David Chang David Chang

Spariranno molti ristoranti e vedremo un impoverimento della diversità etnica sulle tavole. Il celebre chef newyorchese David Chang (Momofuku Noodle Bar) in un’intervista al New York Times Magazine ha gettato molti ristoratori nello sconforto. Secondo il cuoco e conduttore della docu-serie di Netflix Ugly Delicious, il contraccolpo della pandemia di coronavirus avrà un impatto devastante sulla ristorazione e il settore dei servizi, con un «tasso di mortalità aziendale molto alto». L’ottica con la quale Chang riflette sugli effetti economici del Covid-19 è naturalmente tutta americana, ma molte delle sue preoccupazioni travalicano il suo continente.

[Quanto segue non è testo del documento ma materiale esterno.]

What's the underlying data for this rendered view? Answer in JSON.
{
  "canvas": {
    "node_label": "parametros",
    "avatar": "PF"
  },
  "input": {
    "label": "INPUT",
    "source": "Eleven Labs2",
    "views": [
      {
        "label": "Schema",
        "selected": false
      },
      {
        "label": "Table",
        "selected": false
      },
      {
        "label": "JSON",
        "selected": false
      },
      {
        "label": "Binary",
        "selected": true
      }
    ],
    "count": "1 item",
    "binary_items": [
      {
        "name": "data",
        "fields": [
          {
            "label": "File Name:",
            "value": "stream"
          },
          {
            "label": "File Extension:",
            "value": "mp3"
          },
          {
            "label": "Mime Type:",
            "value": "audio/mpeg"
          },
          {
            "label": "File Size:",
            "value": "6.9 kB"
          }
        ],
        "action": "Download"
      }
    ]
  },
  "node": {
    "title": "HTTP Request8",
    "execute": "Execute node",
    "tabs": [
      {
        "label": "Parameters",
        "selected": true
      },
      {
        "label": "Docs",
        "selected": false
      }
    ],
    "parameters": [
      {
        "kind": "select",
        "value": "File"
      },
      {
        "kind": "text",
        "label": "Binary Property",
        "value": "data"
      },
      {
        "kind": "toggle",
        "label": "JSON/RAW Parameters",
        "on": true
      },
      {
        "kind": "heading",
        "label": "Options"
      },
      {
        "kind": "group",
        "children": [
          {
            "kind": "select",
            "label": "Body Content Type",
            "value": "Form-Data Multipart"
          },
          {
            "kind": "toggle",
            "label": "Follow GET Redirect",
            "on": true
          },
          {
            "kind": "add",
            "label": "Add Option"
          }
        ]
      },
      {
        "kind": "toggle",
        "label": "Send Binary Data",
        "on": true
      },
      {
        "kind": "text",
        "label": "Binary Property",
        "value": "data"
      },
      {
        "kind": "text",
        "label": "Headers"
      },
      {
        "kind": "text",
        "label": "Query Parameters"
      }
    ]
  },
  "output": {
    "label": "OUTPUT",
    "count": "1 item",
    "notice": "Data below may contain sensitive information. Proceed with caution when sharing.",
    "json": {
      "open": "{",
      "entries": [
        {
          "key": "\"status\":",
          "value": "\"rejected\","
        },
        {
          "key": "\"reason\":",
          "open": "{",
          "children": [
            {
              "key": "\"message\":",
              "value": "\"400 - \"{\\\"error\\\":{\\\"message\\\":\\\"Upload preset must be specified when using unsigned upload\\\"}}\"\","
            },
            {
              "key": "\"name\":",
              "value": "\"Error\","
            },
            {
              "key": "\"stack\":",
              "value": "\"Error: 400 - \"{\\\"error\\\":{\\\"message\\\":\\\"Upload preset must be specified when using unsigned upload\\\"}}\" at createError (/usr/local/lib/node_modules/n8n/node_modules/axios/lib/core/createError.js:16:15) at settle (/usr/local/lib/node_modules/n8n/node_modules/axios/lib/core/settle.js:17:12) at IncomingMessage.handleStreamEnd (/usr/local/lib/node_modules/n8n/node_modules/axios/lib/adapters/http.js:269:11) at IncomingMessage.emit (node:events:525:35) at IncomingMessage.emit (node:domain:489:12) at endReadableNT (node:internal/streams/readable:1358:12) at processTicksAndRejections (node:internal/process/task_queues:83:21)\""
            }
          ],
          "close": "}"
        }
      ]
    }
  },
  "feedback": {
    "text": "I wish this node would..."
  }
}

ristorante cinese ristorante cinese

 

Secondo Chang, a pagare lo scotto maggiore saranno i ristoranti di fascia media, mentre chi se ne potrà avvantaggiare saranno le grandi catene e i modelli economicamente più sostenibili e, come si può immaginare, di minor qualità. Per lo chef la ristorazione a conduzione famigliare sarà travolta perché, spiega, a differenza della grande crisi del 2008, quando gli aiuti dello Stato alle banche e alle compagnie di assicurazioni furono dovuti «altrimenti il mondo come lo conoscevamo sarebbe finito», chi si occuperà mai di piccole attività considerate «nonessential»?

 

ristorante ristorante

Le persone che ci lavorano non hanno una voce abbastanza forte per arrivare fino a chi governa, sostiene Chang, e le cose non possono che peggiorare. Se «per i ristoratori è difficile ottenere prestiti dalle banche anche quando l’economia è in piena espansione, perché non hanno asset che li sostengano», ovvero beni di proprietà come macchinari e merce che possano essere monetizzati e usati per il pagamento dei debiti, come si può pensare che qualcuno li aiuti quando la pandemia sarà finita?

 

Ma i problemi si fanno già sentire ora. Dai ristoranti che fatturano 70 milioni di dollari all’anno fino giù a quelli da 5.000 a settimana, il tasso di consumo di prodotti giornaliero è molto alto. «Abbiamo ingredienti che se non si vendono si deteriorano subito», spiega Chang. «Il nostro è il business più esposto in questo momento».

 

Ma attenzione: la chiusura dei ristoranti di fascia medio-bassa non riguarda solo il perimetro dei ristoratori. L‘effetto è a cascata: «quello della ristorazione è un sistema fortemente interconnesso e collegato», dice Chang, «e a pagarne le conseguenze saranno anche gli altri anelli della catena, dai fornitori agli agricoltori, ai fattorini». La speranza dello chef è che l’amministrazione Trump voglia finanziare i proprietari degli immobili, in modo da sollevare i ristoratori che hanno dovuto chiudere dall’obbligo dell’affitto.

 

bambini obesi fast food bambini obesi fast food

E poi l’invito a sostenere il più possibile i ristoranti che fanno consegne a domicilio. Il delivery improvvisamente è l’unica possibilità di mangiare un piatto preparato da uno cuoco e, di fatto, il coronavirus ha accelerato un cambiamento che era già in atto. «Pensavo che quel cambiamento sarebbe avvenuto nei prossimi 10 o 15 anni», confessa Chang, «ma in maniera graduale e che nessuno se ne sarebbe accorto». Ora, saranno più evidenti i problemi di qualità del servizio e di tutela dei fattorini (in Usa come in Italia). Ma questa accelerazione sta trovando tutti impreparati. «Non riesco davvero a immaginare il futuro», ha concluso Chang. «Se celebri ristoranti di New York o Las Vegas si sentono in grande difficoltà, non posso immaginare la paura di chi ha appena aperto un ristorante o di un immigrato arrivato in questo Paese cinque anni fa e che nella sua piccola pizzeria ha messo tutto il suo sogno americano».